Naar Belgisch recht is het (aanbod van) kantonnement – mits aan de wettelijke voorwaarden is voldaan – een absoluut recht van de tot betaling veroordeelde partij, tenzij de bodemrechter expliciet de mogelijkheid tot het stellen van het kantonnement uitsluit.
Het Europees Verdrag betreffende de rechterlijke bevoegdheid en de tenuitvoerlegging van beslissingen in burgerlijke en handelszaken, ondertekend te Brussel op 27 september 1968, regelt o.a. de procedure tot erkenning van buitenlandse gerechtelijke uitspraken en het verkrijgen van het verlof tot tenuitvoerlegging van dergelijke gerechtelijke uitspraken, zonder evenwel de daadwerkelijke tenuitvoerlegging te regelen.
Het rechtsgeldig verkrijgen van het exequatur door een Belgische rechtbank, is een noodzakelijke voorwaarde om een buitenlandse rechterlijke beslissing in België ten uitvoer te kunnen leggen, maar impliceert verder niet dat de daadwerkelijke tenuitvoerlegging dient te gebeuren overeenkomstig de buitenlandse bepalingen inzake tenuitvoerlegging.
De beoordeling van de problemen van tenuitvoerlegging en geschillen die ontstaan in het raam van deze daadwerkelijke tenuitvoerlegging behoort tot bevoegdheid van de nationaal bevoegde rechter waar de tenuitvoerlegging geschiedt (in onderhavig geval de Belgische beslagrechter) en geschiedt overeenkomstig het nationale recht van de beslagrechter.
Er is daarbij in de Belgische rechtsorde geen enkele wettelijke of internationale norm die zou vereisen dat de modaliteiten van de zuivere tenuitvoerlegging van een buitenlandse gerechtelijke uitspraak zouden afwijken van de modaliteiten van de tenuitvoerlegging van een Belgische gerechtelijke uitspraak; elke discriminatie terzake – zowel positief als negatief – zou ontbloot zijn van enige wettelijke grondslag.
Het enkele feit dat een definitief verlof tot tenuitvoerlegging in België werd verkregen doet dan ook geen afbreuk aan de bevoegdheid van de beslagrechter om kennis te nemen van onderhavig geschil betreffende de mogelijkheid tot kantonnement.

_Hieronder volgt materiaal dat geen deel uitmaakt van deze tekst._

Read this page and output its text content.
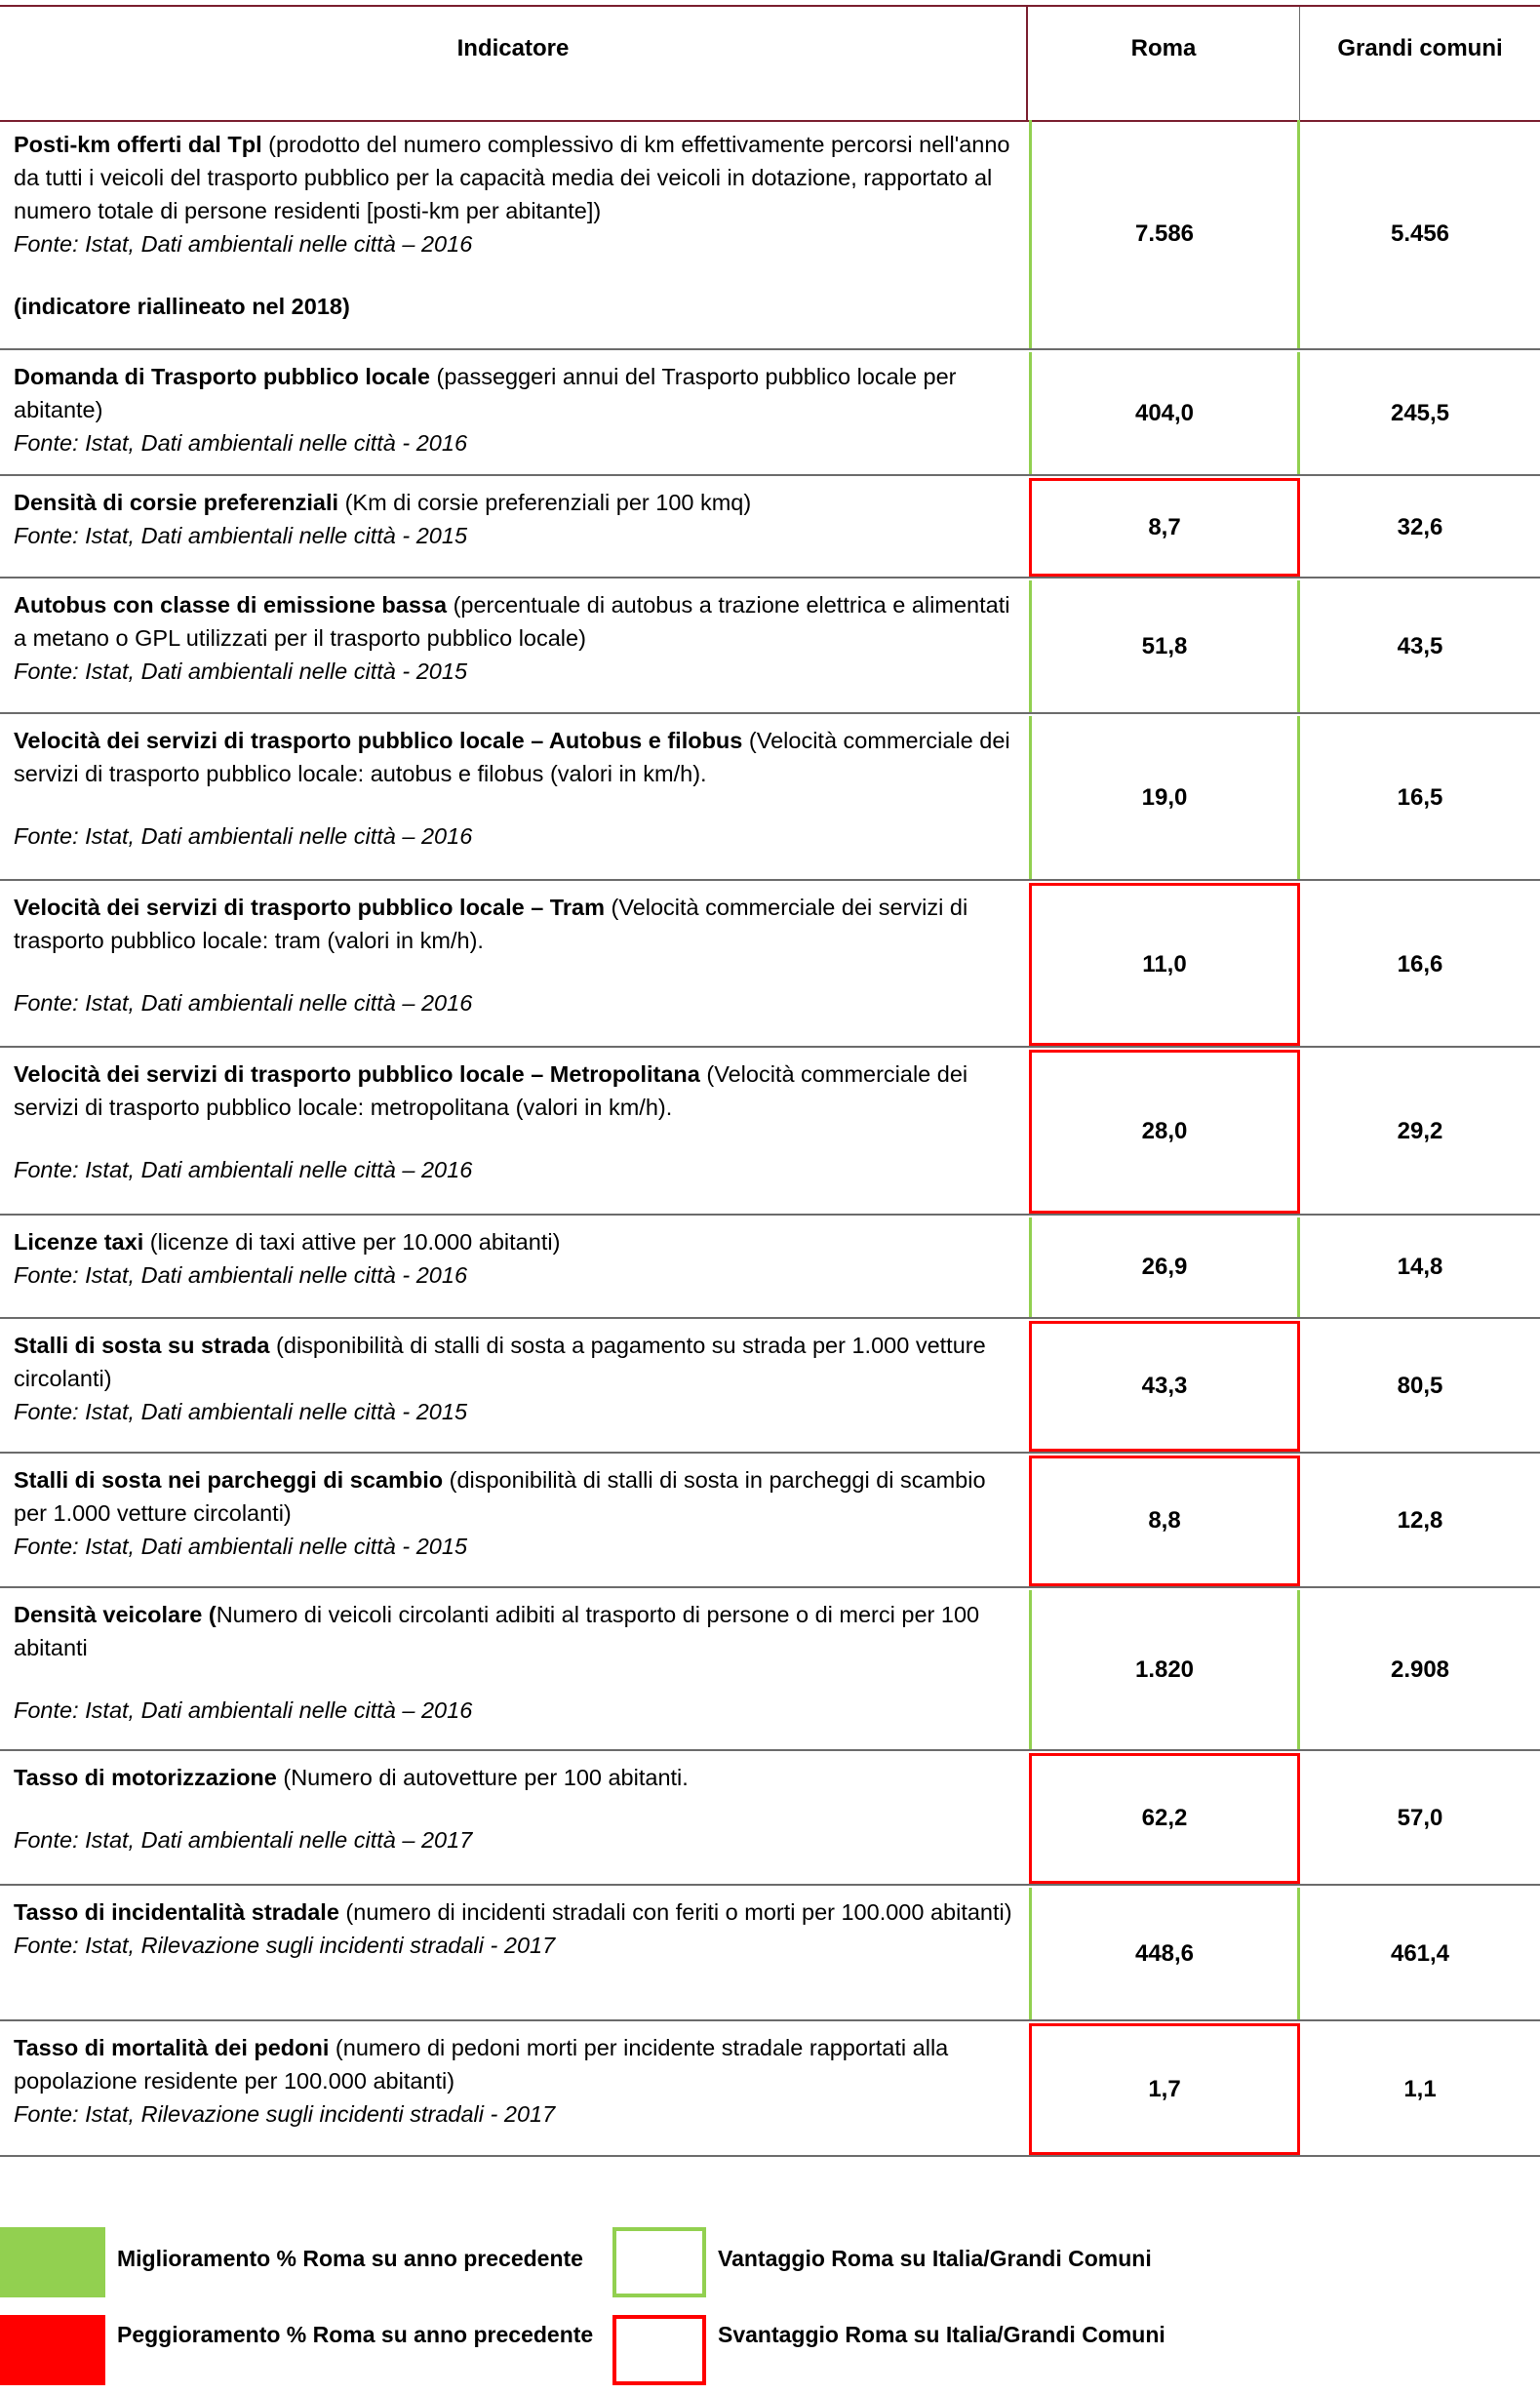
Indicatore	Roma	Grandi comuni
Posti-km offerti dal Tpl (prodotto del numero complessivo di km effettivamente percorsi nell'anno da tutti i veicoli del trasporto pubblico per la capacità media dei veicoli in dotazione, rapportato al numero totale di persone residenti [posti-km per abitante])
Fonte: Istat, Dati ambientali nelle città – 2016
(indicatore riallineato nel 2018)
7.586	5.456
Domanda di Trasporto pubblico locale (passeggeri annui del Trasporto pubblico locale per abitante)
Fonte: Istat, Dati ambientali nelle città - 2016
404,0	245,5
Densità di corsie preferenziali (Km di corsie preferenziali per 100 kmq)
Fonte: Istat, Dati ambientali nelle città - 2015	8,7	32,6
Autobus con classe di emissione bassa (percentuale di autobus a trazione elettrica e alimentati a metano o GPL utilizzati per il trasporto pubblico locale)
Fonte: Istat, Dati ambientali nelle città - 2015
51,8	43,5
Velocità dei servizi di trasporto pubblico locale – Autobus e filobus (Velocità commerciale dei servizi di trasporto pubblico locale: autobus e filobus (valori in km/h).

Fonte: Istat, Dati ambientali nelle città – 2016
19,0	16,5
Velocità dei servizi di trasporto pubblico locale – Tram (Velocità commerciale dei servizi di trasporto pubblico locale: tram (valori in km/h).

Fonte: Istat, Dati ambientali nelle città – 2016
11,0	16,6
Velocità dei servizi di trasporto pubblico locale – Metropolitana (Velocità commerciale dei servizi di trasporto pubblico locale: metropolitana (valori in km/h).

Fonte: Istat, Dati ambientali nelle città – 2016
28,0	29,2
Licenze taxi (licenze di taxi attive per 10.000 abitanti)
Fonte: Istat, Dati ambientali nelle città - 2016	26,9	14,8
Stalli di sosta su strada (disponibilità di stalli di sosta a pagamento su strada per 1.000 vetture circolanti)
Fonte: Istat, Dati ambientali nelle città - 2015
43,3	80,5
Stalli di sosta nei parcheggi di scambio (disponibilità di stalli di sosta in parcheggi di scambio per 1.000 vetture circolanti)
Fonte: Istat, Dati ambientali nelle città - 2015
8,8	12,8
Densità veicolare (Numero di veicoli circolanti adibiti al trasporto di persone o di merci per 100 abitanti

Fonte: Istat, Dati ambientali nelle città – 2016
1.820	2.908
Tasso di motorizzazione (Numero di autovetture per 100 abitanti.

Fonte: Istat, Dati ambientali nelle città – 2017
62,2	57,0
Tasso di incidentalità stradale (numero di incidenti stradali con feriti o morti per 100.000 abitanti)
Fonte: Istat, Rilevazione sugli incidenti stradali - 2017	448,6	461,4
Tasso di mortalità dei pedoni (numero di pedoni morti per incidente stradale rapportati alla popolazione residente per 100.000 abitanti)
Fonte: Istat, Rilevazione sugli incidenti stradali - 2017
1,7	1,1
Miglioramento % Roma su anno precedente
Peggioramento % Roma su anno precedente
Vantaggio Roma su Italia/Grandi Comuni
Svantaggio Roma su Italia/Grandi Comuni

Dit brengt mee dat de tenuitvoerlegging in België van een buitenlands vonnis, bekleed met het verlof tot tenuitvoerlegging door een Belgische rechtbank, beheerst wordt door de Belgische bepalingen terzake. De eiseres kan zich dan ook rechtsgeldig beroepen op de Belgische bepalingen inzake het kantonnement, die deel uitmaken van de Belgische bepalingen betreffende de tenuitvoerlegging van gerechtelijke beslissingen (hoofdstuk IV «Kantonnement van het vijfde deel «Bewarend beslag, middelen tot tenuitvoerlegging en collectieve schuldenregeling»).